Le Vivier des noms © Christophe Raynaud de Lage

Retour sur Le Vivier des noms de Valère Novarina au Théâtre Joliette-Minoterie

La position de la chair 

 

Le théâtre de Novarina est vraiment à part ; c’est une expérience si particulière qu’elle ne peut être confortable car elle demande au spectateur d’être là avec tout son corps, et toute sa tête.

 

Que se passe-t-il dans un corps de spectateur qui regarde des acteurs s’exécuter ? L’acteur ne cesse d’activer ses circuits corporels pour faire sortir la langue. Cette dépense fait jouir le spectateur, lui active la circulation. Un spectacle n’est pas un livre, un tableau, un discours, mais une durée, une dure épreuve des sens, l’action du langage devenue visible. Cela veut dire que ça dure, que ça fatigue, que c’est dur pour nos corps, tout ce bruit… Il en sort exténué, le spectateur, parce qu’avec Novarina, l’homme n’est pas reproduit proprement, les mots ne tombent pas droit du ciel dans le cerveau, c’est de la chair qui s’exprime et non des pensées. « Les gens qui sortent du vague pour essayer de préciser quoi que ce soit de ce qui se passe dans leur pensée sont des cochons. (1) » Ce sont ceux qui dominent, qui ont intérêt à faire disparaître la matière, à supprimer le corps, le support, l’endroit d’où ça parle pour qu’on absorbe tout par l’intérieur, sans rien dire, pour étouffer le bruit des corps qui risque de les renverser. Il n’y a pas d’échappatoire, les corps ne sont ni érotisés, ni fascinants, ils n’imitent pas, n’ont pas un style, un jeu d’ensemble ; chaque corps montre la maladie singulière dont il est porteur. L’acteur n’est ni un instrument, ni un interprète, mais le seul endroit où ÇA se passe. Un précipité qui creuse la condition humaine, qui mange le temps, un peuple fourmillant de données, car finalement l’homme ne cesse pas d’assister à lui-même. Novarina sait qu’il ne faut pas trop laisser passer la littérature sinon les mots vident la vie, laissant des cadavres invisibles. Il met en scène la pensée, la vérité de ses stratifications initiales et non le geste de la pensée.

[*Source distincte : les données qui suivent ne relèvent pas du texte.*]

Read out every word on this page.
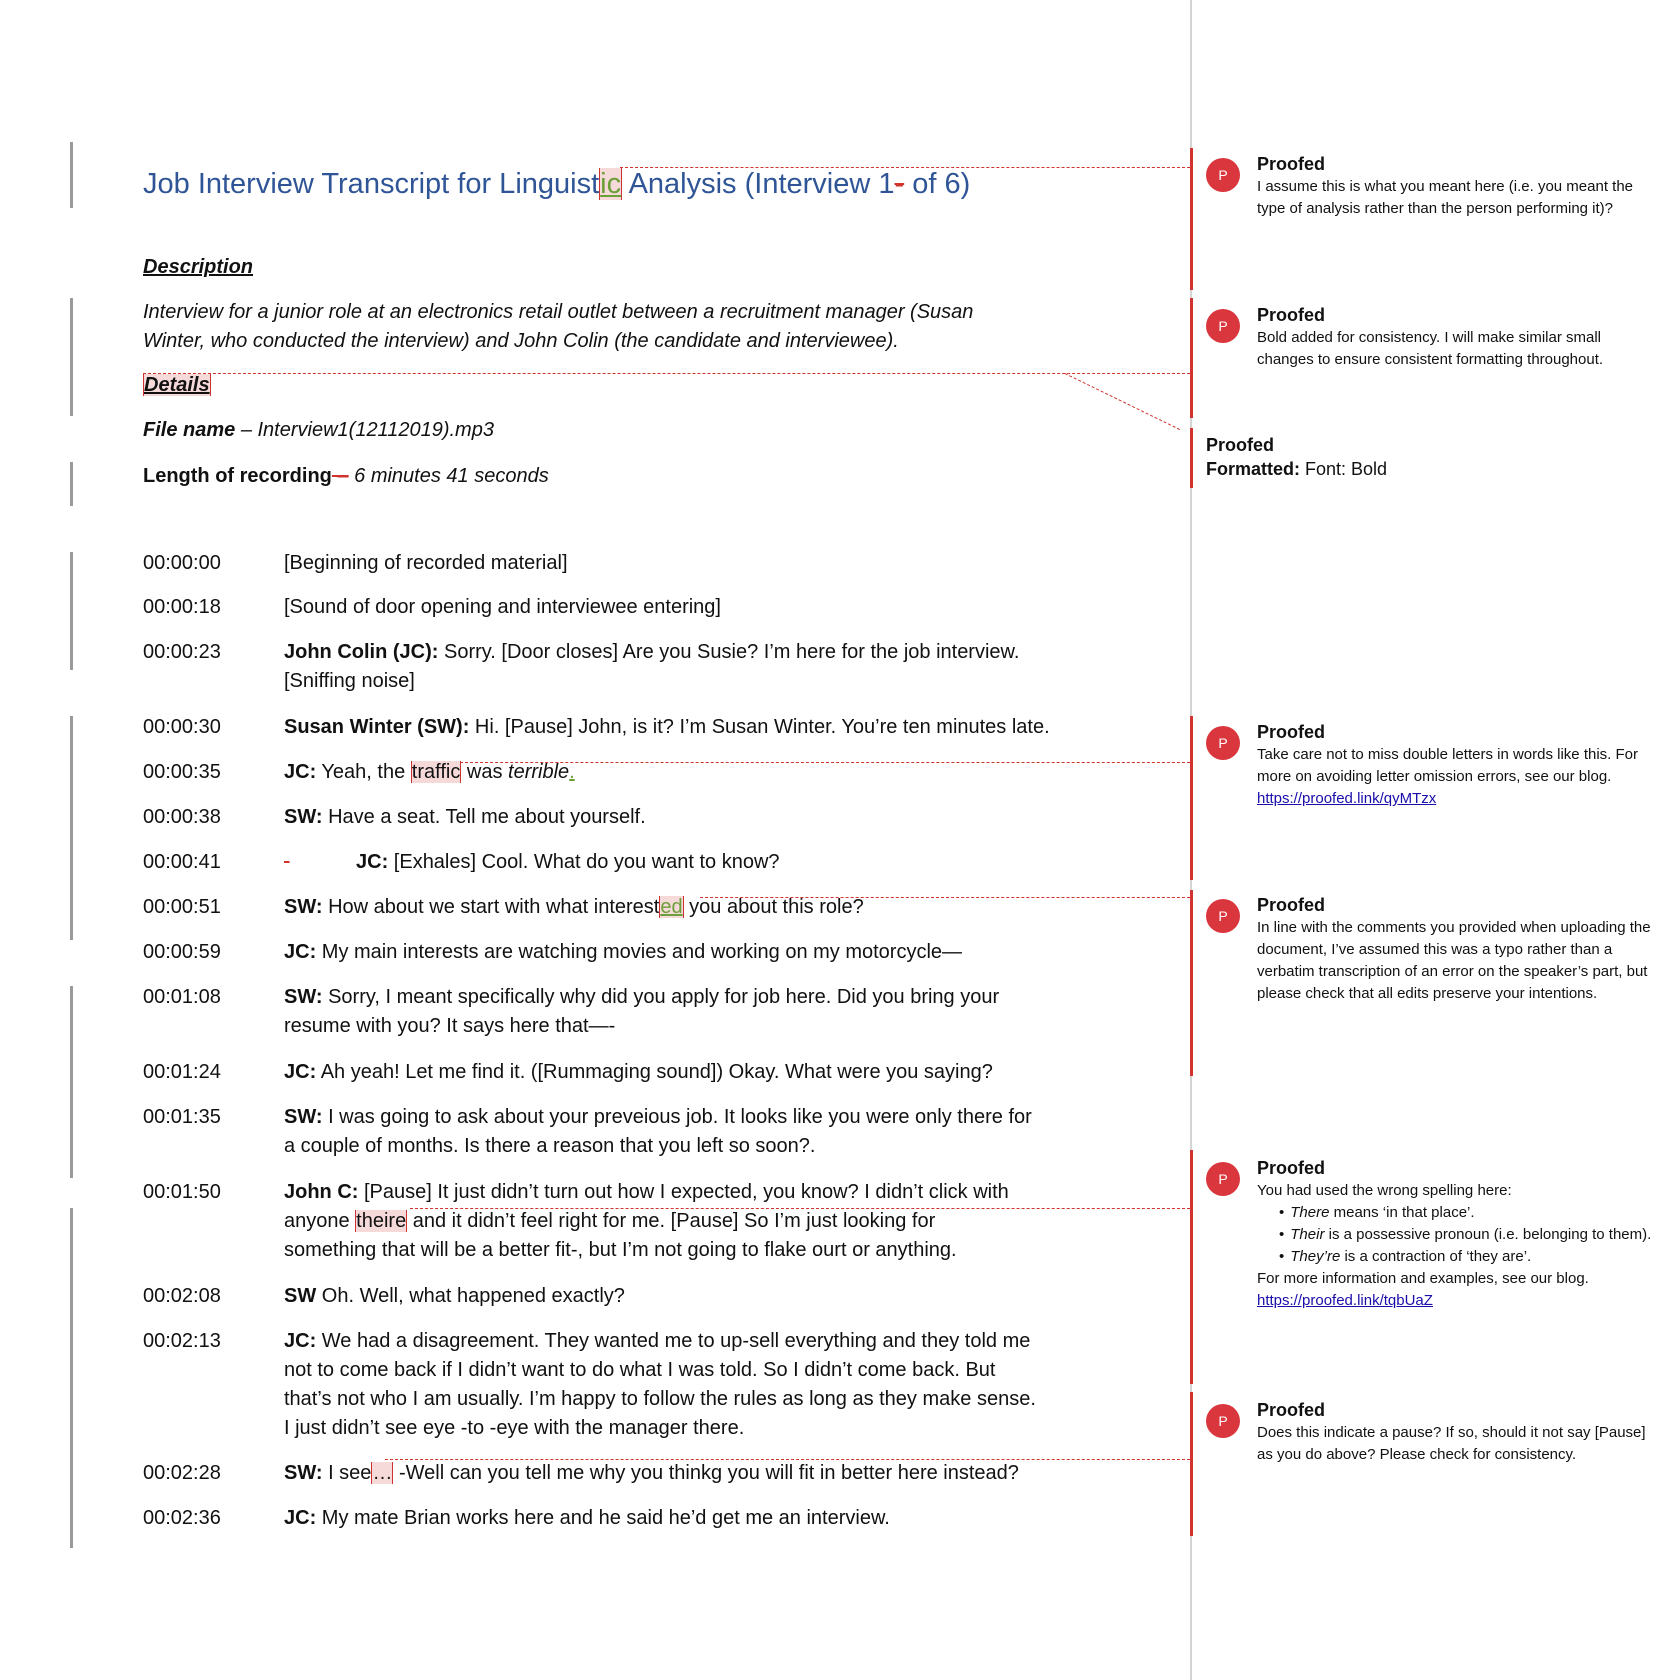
Job Interview Transcript for Linguistic Analysis (Interview 1- of 6)
Description
Interview for a junior role at an electronics retail outlet between a recruitment manager (Susan
Winter, who conducted the interview) and John Colin (the candidate and interviewee).
Details
File name – Interview1(12112019).mp3
Length of recording – 6 minutes 41 seconds
00:00:00	[Beginning of recorded material]
00:00:18	[Sound of door opening and interviewee entering]
00:00:23	John Colin (JC): Sorry. [Door closes] Are you Susie? I’m here for the job interview.
[Sniffing noise]
00:00:30	Susan Winter (SW): Hi. [Pause] John, is it? I’m Susan Winter. You’re ten minutes late.
00:00:35	JC: Yeah, the traffic was terrible.
00:00:38	SW: Have a seat. Tell me about yourself.
00:00:41	JC: [Exhales] Cool. What do you want to know?
00:00:51	SW: How about we start with what interested you about this role?
00:00:59	JC: My main interests are watching movies and working on my motorcycle—
00:01:08	SW: Sorry, I meant specifically why did you apply for job here. Did you bring your
resume with you? It says here that—-
00:01:24	JC: Ah yeah! Let me find it. ([Rummaging sound]) Okay. What were you saying?
00:01:35	SW: I was going to ask about your preveious job. It looks like you were only there for
a couple of months. Is there a reason that you left so soon?.
00:01:50	John C: [Pause] It just didn’t turn out how I expected, you know? I didn’t click with
anyone theire and it didn’t feel right for me. [Pause] So I’m just looking for
something that will be a better fit-, but I’m not going to flake ourt or anything.
00:02:08	SW Oh. Well, what happened exactly?
00:02:13	JC: We had a disagreement. They wanted me to up-sell everything and they told me
not to come back if I didn’t want to do what I was told. So I didn’t come back. But
that’s not who I am usually. I’m happy to follow the rules as long as they make sense.
I just didn’t see eye -to -eye with the manager there.
00:02:28	SW: I see… -Well can you tell me why you thinkg you will fit in better here instead?
00:02:36	JC: My mate Brian works here and he said he’d get me an interview.
P
Proofed
I assume this is what you meant here (i.e. you meant the type of analysis rather than the person performing it)?
P
Proofed
Bold added for consistency. I will make similar small changes to ensure consistent formatting throughout.
Proofed
Formatted: Font: Bold
P
Proofed
Take care not to miss double letters in words like this. For more on avoiding letter omission errors, see our blog.
https://proofed.link/qyMTzx
P
Proofed
In line with the comments you provided when uploading the document, I’ve assumed this was a typo rather than a verbatim transcription of an error on the speaker’s part, but please check that all edits preserve your intentions.
P
Proofed
You had used the wrong spelling here:
• There means ‘in that place’.
• Their is a possessive pronoun (i.e. belonging to them).
• They’re is a contraction of ‘they are’.
For more information and examples, see our blog.
https://proofed.link/tqbUaZ
P
Proofed
Does this indicate a pause? If so, should it not say [Pause] as you do above? Please check for consistency.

Il a cette lucidité du désespoir, cette mélancolie des sens exacerbés comme à la lisière des abîmes avec, dans un coin, des morceaux du monde réel. Le Vivier Des Noms nous sauve de l’absurde qui nous marche sur les pieds, c’est une parole-vie qui stimule l’imagination, une revue (chansons et accordéon en direct) métaphysique d’une grande force.

Olivier Puech

 

Le Vivier des noms de Valère Novarina était présenté les 4 & 5/11 au Théâtre Joliette-Minoterie.